No tuvo ojos para nadie.

-Finalmente conseguí hablar con ellos -dijo. Su voz sonaba extrañamente apagada, despojada incluso de toda sombra de subrayados-. Después de casi una hora -tenía la cara tensa y parecía acalorada como a punto de estallar-. ¿Está frío? -dijo, y se acercó a la mesa baja sin detenerse y sin que nadie le contestara. Cogió un vaso que yo había llenado a medias, más o menos un minuto antes y se lo bebió de un solo trago ávido-. Es la habitación más calurosa que he conocido en toda mi vida -dijo, de un modo bastante impersonal, y dejó el vaso vacío. Tomó la jarra y volvió a llenar a medias el vaso, con gran tintineo y crujido de cubos de hielo.

La señora Silsburn estaba ya muy cerca de la mesa baja.

-¿Qué dijeron? -preguntó impaciente-. ¿Habló con Rhea?

La dama de honor bebió primero.

-Hablé con todo el mundo -dijo, depositando el vaso y subrayando la expresión “todo el mundo” de una manera torva pero, tratándose de ella, especialmente poco dramática. Miró primero a la señora Silsburn, luego a mí, luego al teniente-. Pueden tranquilizarse -dijo-. Todo ha terminado bien.

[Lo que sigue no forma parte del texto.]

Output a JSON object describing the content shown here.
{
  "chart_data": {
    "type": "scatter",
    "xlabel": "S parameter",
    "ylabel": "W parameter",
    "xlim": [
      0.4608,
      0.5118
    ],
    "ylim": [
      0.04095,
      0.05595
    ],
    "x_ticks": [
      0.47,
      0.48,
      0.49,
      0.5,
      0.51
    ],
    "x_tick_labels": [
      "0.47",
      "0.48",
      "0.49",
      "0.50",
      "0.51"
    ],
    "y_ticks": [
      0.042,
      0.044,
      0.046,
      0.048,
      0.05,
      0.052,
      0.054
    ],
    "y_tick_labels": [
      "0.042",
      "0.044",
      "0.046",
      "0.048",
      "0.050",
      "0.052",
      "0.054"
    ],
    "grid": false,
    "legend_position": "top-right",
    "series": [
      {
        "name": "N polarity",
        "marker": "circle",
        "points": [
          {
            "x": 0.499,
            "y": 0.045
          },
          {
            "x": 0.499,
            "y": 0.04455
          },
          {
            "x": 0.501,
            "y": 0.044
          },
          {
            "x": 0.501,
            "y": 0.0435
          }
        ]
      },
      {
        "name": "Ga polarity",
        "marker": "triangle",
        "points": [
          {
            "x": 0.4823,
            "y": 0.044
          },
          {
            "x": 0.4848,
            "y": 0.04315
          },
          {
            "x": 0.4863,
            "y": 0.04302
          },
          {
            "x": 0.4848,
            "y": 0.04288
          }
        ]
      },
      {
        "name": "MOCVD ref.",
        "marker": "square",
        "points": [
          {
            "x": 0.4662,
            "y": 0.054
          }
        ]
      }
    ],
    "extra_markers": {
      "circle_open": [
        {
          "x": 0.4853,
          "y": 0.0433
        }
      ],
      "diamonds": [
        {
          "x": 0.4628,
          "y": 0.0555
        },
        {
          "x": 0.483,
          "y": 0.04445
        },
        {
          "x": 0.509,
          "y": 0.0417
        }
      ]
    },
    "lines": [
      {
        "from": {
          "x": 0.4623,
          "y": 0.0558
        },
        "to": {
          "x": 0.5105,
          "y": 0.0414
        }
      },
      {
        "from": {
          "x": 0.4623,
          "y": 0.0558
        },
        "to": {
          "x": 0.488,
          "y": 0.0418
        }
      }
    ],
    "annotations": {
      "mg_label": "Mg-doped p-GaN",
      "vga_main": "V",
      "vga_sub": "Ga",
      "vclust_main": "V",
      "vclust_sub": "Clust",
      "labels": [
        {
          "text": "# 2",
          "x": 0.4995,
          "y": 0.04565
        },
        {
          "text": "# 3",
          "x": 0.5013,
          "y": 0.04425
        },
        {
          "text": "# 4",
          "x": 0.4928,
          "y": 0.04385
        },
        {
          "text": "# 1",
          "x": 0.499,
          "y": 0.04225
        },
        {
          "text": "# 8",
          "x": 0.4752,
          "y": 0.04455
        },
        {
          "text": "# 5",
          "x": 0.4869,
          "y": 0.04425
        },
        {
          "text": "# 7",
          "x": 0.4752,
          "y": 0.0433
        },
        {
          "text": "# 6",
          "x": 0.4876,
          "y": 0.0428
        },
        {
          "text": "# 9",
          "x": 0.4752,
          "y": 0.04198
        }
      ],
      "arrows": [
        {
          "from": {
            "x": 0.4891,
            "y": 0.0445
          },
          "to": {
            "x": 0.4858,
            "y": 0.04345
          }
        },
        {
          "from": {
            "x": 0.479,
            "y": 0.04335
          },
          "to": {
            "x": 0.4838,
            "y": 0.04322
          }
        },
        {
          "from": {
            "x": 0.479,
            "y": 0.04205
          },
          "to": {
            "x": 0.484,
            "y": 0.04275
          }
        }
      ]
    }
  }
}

-¿Qué quiere decir? ¿Qué ha pasado? -preguntó bruscamente la señora Silsburn.

-Lo que acabo de decir. El novio ya no se siente afectado por la felicidad. -De nuevo había una inflexión familiar en la voz de la dama de honor.

-¿Cómo fue? ¿Con quién hablaste? -le preguntó el teniente-. ¿Hablaste con la señora Fedder?

-Dije que hablé con todo el mundo. Con todo el mundo salvo la candorosa novia. Ella y el novio se han fugado -se volvió hacia mí-. ¿Pero cuánto azúcar puso usted en esto? Tiene un gusto exactamente…

-¿Fugado? -dijo la señora Silsburn, y se llevó una mano a la garganta.

La dama de honor la miró.

-Está bien, cálmese -aconsejó-. Vivirá más tiempo.

La señora Silsburn se sentó inerte en el diván, justo a mi lado. Yo contemplaba a la dama de honor y estaba seguro de que la señora Silsburn hacía lo mismo.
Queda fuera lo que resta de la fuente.